End of politics

Published July 25, 2010

IT is uncanny how generals in charge of the Pakistan military start to resemble each other. Despite the contrast between the verbose, blunt and arrogant Musharraf and his laconic and publicity-shy successor, the two men seemed remarkably similar on Thursday night when Prime Minister Yusuf Raza Gilani announced the extension in the tenure of Gen Ashfaq Parvez Kayani.

It was difficult during that short speech to remember that there is a difference in a general-president signing his own extension orders and an elected prime minister pretending to decide that he gave a chief of army three more years. The well-known professional soldier — who only had the welfare of his men and the reputation of the institution he led at heart — could hardly be distinguished from the man who went so far as to declare an emergency in Pakistan in his capacity as chief of army staff — the constitution allows only the president to impose an emergency.

But then that is what happens when individuals develop the saviour complex. The less gracious would even call it a delusion that one man in a khaki uniform (rather than just any khaki-clad man) is indispensable for this nation. And both the (similar) stories of Kayani and Musharraf do prove that this sense or delusion follows close on the heels of the military man's politicisation. Indeed, Musharraf may have dived straight into the dirty pool of politics after carrying out a coup in full public view but Kayani has also not been able to resist the temptation. The only difference, to carry the analogy through, has been that the current chief has waded in towards the deep end slowly and unobtrusively.

Yet he is there now — swimming past all the political players and to deny it is to deny the role of the military in Pakistani politics. Kayani's intervention which defused the crisis on the night of the long march in 2009, his constant interaction with politicians, late-night sessions with journalists, calling the federal ministers to the GHQ for meetings, all of this is no different to what his predecessor did. The only difference between the quiet professional and his voluble predecessor is that the former has managed to bring the political class to heel far more effectively than the bumbling Musharraf. And this was brought home when Gilani gave his speech about Kayani's future.

The announcement by the prime minister did not address a trivial matter about which general would lead the Pakistan Army for the next three years. It was, in fact, an acknowledgment of the politicians' defeat. They have now publicly accepted the real masters, who continue to parade as friends so many years on.

This was not always the case. Just take the last interlude of democracy — from 1988 to 1999, the two main leaders (and one of them had been brought in politics by one general, Ziaul Haq, and then turned into a political leader by another, Gen Aslam Beg) spent each short term of theirs fighting a turf war with the military. Benazir Bhutto and Nawaz Sharif in their first terms took on the army chief, Beg, and paid for it with their prime ministerships. But this did not stop them from meddling; Sharif went so far in his efforts eventually that he lost a major battle and had to go into self-exile.

In doing so, they were only following the time-honoured tradition set by their democratic predecessor, Zulfikar Ali Bhutto, who also tried to exercise his powers — by changing the chief of staff not once but twice and ordering the Hamoodur Rehman Commission Report, which looked into the military's role in East Pakistan.

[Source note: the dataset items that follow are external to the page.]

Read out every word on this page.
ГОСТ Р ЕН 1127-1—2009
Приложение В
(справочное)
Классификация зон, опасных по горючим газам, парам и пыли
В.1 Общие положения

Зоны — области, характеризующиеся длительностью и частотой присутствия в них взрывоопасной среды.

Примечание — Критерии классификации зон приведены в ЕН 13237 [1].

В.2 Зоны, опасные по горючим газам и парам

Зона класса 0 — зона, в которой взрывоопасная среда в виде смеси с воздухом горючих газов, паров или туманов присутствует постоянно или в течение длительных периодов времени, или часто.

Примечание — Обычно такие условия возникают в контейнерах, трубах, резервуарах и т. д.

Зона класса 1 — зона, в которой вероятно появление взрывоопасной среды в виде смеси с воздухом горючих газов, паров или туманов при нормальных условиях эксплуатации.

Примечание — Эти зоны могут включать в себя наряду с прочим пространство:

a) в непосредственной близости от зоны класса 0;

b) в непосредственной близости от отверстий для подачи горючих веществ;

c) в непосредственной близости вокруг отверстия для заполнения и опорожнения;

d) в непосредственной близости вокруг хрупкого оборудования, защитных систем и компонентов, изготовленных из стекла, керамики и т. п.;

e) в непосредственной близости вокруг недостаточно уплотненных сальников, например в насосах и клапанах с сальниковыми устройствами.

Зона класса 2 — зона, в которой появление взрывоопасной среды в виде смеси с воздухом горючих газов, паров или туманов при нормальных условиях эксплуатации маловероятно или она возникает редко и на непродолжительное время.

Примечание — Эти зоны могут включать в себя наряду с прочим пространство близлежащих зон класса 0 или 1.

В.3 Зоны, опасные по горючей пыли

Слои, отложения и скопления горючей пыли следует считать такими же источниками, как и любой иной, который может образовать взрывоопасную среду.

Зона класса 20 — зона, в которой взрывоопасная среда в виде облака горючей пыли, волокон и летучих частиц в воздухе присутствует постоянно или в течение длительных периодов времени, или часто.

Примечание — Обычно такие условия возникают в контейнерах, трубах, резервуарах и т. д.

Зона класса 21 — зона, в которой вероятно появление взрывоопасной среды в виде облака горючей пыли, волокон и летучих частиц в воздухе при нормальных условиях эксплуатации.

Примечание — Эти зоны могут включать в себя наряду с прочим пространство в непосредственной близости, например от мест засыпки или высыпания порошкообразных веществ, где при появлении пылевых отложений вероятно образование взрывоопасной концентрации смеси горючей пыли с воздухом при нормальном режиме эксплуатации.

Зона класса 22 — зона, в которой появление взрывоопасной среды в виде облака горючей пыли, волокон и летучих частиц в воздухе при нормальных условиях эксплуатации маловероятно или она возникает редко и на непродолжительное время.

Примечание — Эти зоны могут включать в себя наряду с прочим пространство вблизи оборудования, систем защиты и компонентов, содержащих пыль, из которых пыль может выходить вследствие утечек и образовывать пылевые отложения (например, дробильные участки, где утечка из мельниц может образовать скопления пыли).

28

That past now does seem another country; the democratic dispensation that has evolved over the past two years has, with Gilani's announcement, announced a new political contract — in which the political forces have accepted that their place is on constitution avenue and not beyond. They do not even dare to see if their reach extends to the GHQ.

The initial attempts by the PPP government such as the effort to bring the ISI under its ambit were checkmated with such ease and ruthlessness by the khakis that the political class has learnt that its survival, for the present at least, lies in complete surrender. Hence when GHQ raised an eyebrow over the wording of the Kerry Lugar Bill, the party's foreign minister, Shah Mehmood Qureshi, hot-footed it to Washington to get a clarification.

Rhetoric aside, the PML-N is no brave heart either. The news of Chief Minister Shahbaz Sharif trotting off to get his knuckles rapped by the army chief after he made a silly plea to the Taliban to spare Punjab makes one yearn, a little, for the power-drunk party that believed in its democratic right to send not just Jehangir Karamat but also Musharraf home. And if more proof is needed of the League's subservience, just listen to the silence that emanated from the party over Kayani's extension; the PML-N is not even willing to comment on the issue according to a report in Dawn.

It is too soon to tell if the politicians have been tamed and domesticated for good or is it just that they have decided that the times do not make a face-off with the military feasible as it perhaps was in the last phase. It will take time to pass a judgment on that but for the moment the military is now accepted as the master, presiding over this little world of its making (with some help from Washington of course).

A 'troika' (or a quartet as the prime minister put it the other day) is no longer an adequate word for the political system; at best the politicians, the judiciary and perhaps the media form the three players all of whom have now accepted the supreme adjudicator. It is the end of politics in Pakistan the way Francis Fukuyama once predicted the end of history in the world — it is the end because there are now no two sides confronting each other.